The FBC Pattern Evolution
Given enough time spent at the vise, sooner or later we are all bound to screw up and tie a pattern that works. Usually it works on a particular hatch, or stage of a particular hatch. Yet every now-and-then you REALLY screw up and tie a pattern that just flat out catches fish. The Foam Butt Caddis is that kind of pattern.
Tied originally as a cricket pattern for the Big Pine in Northcentral Pennsylvania, it quickly became my go-to terrestrial pattern, both for trout and smallmouth. It was at this stage, tied on a #10 standard Mustad 94840 dry fly hook, that I thought I had nailed it.

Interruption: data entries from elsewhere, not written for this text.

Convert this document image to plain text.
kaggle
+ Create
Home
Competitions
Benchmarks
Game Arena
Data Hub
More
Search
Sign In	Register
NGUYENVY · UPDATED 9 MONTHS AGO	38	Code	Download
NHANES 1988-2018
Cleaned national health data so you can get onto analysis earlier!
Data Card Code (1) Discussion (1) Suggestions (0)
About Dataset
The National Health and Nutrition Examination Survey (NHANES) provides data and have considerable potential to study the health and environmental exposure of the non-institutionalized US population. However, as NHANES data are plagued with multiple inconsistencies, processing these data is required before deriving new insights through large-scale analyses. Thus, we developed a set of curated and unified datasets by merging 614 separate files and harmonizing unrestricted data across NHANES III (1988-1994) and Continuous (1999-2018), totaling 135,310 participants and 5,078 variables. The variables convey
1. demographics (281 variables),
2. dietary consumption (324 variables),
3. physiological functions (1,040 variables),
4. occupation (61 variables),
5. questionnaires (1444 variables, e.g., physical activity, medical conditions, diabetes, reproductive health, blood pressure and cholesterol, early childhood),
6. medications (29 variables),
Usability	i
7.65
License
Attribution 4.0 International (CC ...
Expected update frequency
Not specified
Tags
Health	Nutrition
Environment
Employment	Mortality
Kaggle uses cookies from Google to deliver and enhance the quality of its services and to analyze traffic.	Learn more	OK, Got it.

Then one hot muggy day I broke out the float tube and took it for bluegills on a local pond. The gills would not look up for anything I had, from a Gaines Popper to a hairbug. Nothing I had would bring them to the surface. In defeat I decided to use the FBC as an indicator, throwing a beadhead on a dropper. Instantly I began to catch fish....but not on the beadhead....on the FBC. As a result, over the course of a few years it established itself as bluegill candy. It still did well on trout as a cricket pattern, but truly found its mark as a bluegill pattern. I thought.
Then about 3 years ago, while fishing South Jerseys ponds and bogs, I decided to try tying it larger. I was beginning to get quite a few decent bass on it, but the hook just seemed to get shaken loose more often than not on the larger fish. The result was an upscaled version of the same pattern on a #6 Gamakatsu Stinger Hook. The change stuck, and before long I found myself hitting many waters with nothing but a handful of FBC's for both bass and panfish.
Fast forward to this year. Tied on a #4 Stinger hook, the FBC has most of my warm-water patterns collecting dust. On any given outing, the Big-Butt tied in either Ginger or Dun carries the day. It seems only the future knows just how effective the FBC can be, and I'm just along for the ride.